Ashby Avenue has for many years been the home of people eccentric enough to endure the horrendous traffic on Berkeley’s principal sacrifice street for all kinds of reasons, especially saving money, since rents and home prices have always been much less than similar houses elsewhere on the city's quiet barriered streets. Many residents today are artists, musicians, writers. 

What does “pompous, minimally decorated” mean, anyhow? It’s oxymoronic. 

Statues of lions aren’t exactly minimalist decor. The cast-concrete lions on the porch appeared two or three owners before Anthony’s family. They’ve always been thought of as a good joke, since they decorate the porch of what is in fact a very common type of three-bedroom family house, the kind which were built all over the Bay Area in the early years of the last century. The Chronicle’s Pulitzer-prize-winning architecture critic Allen Temko started the tradition with a pair of high-concept Modernist lions on his porch when he lived a couple of blocks south on Ashby a couple of decades ago. Whimsical, not pompous. 

All joking aside, it’s no fun to have crazies stalking you at home. During the time the Planet was under attack from those few misguided zealots who objected to an op-ed we printed about Israel/Palestine, I got threatening emails from people saying things like “I urinated on your door as I walked past your house.” Not amusing. Rabbi Michael Lerner had some of the same crowd camped out at his house for a while, and I doubt that he enjoyed it. 

But as I told Anthony when I called to offer my sympathy, that’s life in the fast lane. The genesis of all this unwanted attention is probably a flattering profile of him which appeared in the New Yorker a few weeks ago, complete with a cover cartoon of the self-driving cars which he’s credited with developing at Google. 

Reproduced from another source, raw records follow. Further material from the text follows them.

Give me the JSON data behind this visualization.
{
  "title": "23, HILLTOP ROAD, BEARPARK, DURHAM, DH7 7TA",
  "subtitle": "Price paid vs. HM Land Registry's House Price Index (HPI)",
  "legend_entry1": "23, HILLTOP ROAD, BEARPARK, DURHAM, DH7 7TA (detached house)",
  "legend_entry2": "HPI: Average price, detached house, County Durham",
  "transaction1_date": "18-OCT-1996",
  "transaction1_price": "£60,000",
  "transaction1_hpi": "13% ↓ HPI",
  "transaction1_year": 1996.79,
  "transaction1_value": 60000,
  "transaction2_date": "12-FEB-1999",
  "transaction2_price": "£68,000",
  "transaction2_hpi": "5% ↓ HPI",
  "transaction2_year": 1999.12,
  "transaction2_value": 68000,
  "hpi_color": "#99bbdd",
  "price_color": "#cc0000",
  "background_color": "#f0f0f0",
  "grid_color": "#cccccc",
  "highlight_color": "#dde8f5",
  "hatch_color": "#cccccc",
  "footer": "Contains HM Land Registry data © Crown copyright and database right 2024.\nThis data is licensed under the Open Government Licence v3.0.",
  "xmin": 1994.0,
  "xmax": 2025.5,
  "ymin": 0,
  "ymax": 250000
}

There wasn’t much in the article that I found shocking, really only one thing: the New Yorker author revealed that Anthony Levandowski is a registered Republican! Even though I suspect that he’s a Libertarian at heart, we don’t see many Republicans around here. 

There goes the neighborhood, for sure. But I still think he’s a nice guy who doesn’t deserve to be stalked. On behalf of all the card-carrying pinkos, lefties, Democrats, Greens, ACLU members and cranks around here, I’d like to tell Anthony and his family that we’re sorry that this happened, and we hope they won’t be scared away by a few misguided crazies. 

UPDATE: On Friday I talked to someone, a reliable person I've known for 45 years, who happened to see the demonstrators at the door. This witness described them as about 10 white men and women, possibly in their 30s, possibly wearing predominantly black clothes, though no scarves or face masks à la some Occupyers.